Messa da parte la mia battuta introduttiva, la prima domanda che mi viene è la seguente: il sistema delle banche popolari è preoccupato? Avete enunciato, giustamente, alcune perplessità in merito a taluni aspetti. Una riguarda i tempi molto brevi in cui si vorrebbe realizzare il progetto.
Avete poi aggiunto, sempre giustamente, che non vengono tenute nella debita considerazione le sensibili differenze che esistono tra i sistemi e tra le banche, nonché il rischio di una duplicazione di meccanismi di controllo, dalla quale deriverebbe un enorme aggravio dei costi.
Se, da un lato, si comprende quanto si sia evoluto in fretta il settore creditizio e finanziario, che ci ha accompagnato nei nostri primi passi nel mondo della politica monetaria, dall'altro, pur non essendo ciò nella mia formazione culturale e politica, non vorrei dovermi ricredere sul fatto che bello sia ancora il piccolo.

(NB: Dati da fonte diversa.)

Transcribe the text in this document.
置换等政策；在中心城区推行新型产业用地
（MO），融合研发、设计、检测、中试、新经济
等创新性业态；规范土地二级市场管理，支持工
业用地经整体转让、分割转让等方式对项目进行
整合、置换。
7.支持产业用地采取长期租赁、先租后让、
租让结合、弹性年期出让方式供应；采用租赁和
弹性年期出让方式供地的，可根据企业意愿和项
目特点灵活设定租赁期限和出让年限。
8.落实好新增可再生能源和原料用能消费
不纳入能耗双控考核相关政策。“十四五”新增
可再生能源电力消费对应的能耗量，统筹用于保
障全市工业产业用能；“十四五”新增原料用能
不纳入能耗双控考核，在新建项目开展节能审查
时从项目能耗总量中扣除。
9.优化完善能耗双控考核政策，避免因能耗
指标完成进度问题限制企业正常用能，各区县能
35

Il fatto è che, più ci si addentra nei sistemi di cui ci stiamo occupando, più sembra di stare davanti a una torre di Babele.
Giustamente, mettete in risalto alcuni aspetti. C'è da temere? C'è da preoccuparsi? Al sistema delle banche popolari siamo molto affezionati: lo affermo da veronese, e il dottor De Lucia Lumeno può benissimo comprendermi. La banca mutua popolare era la nostra banca, era la banca dei veronesi, come molte banche popolari erano, e sono tuttora, le banche dei cittadini, della gente, dei diversi mondi economici che compongono il nostro Paese.
Possiamo affrontare tranquilli questo passaggio, indipendentemente dai tempi, dalla velocità, dalle duplicazioni? Il sistema delle banche popolari è solido a sufficienza per poter affrontare anche questo passaggio, o si teme, invece, che possano subentrare fattori tali da creare problemi nella vigilanza e nell'espletamento del controllo al quale si viene chiamati?
Negli ultimi tempi, ci sono stati Basilea 2, 2,5 e 3, nonché le fluttuazioni della Borsa, che colpiscono soprattutto gli istituti di credito. Parlo da cittadino della strada, il quale sente la gente chiedersi perché sia calato così tanto il valore delle azioni bancarie che abbiamo pagato 20, 22 o 23 e che adesso valgono 1, 1,5 o 2. È accaduto perché il sistema non è sufficientemente solido?
Possono sembrare domande scontate, ma io credo che, in questa sede e in questo ambito, dobbiamo porci tali questioni.

COSIMO VENTUCCI. Anch'io ringrazio i nostri ospiti, anche per i documenti che ci hanno consegnato.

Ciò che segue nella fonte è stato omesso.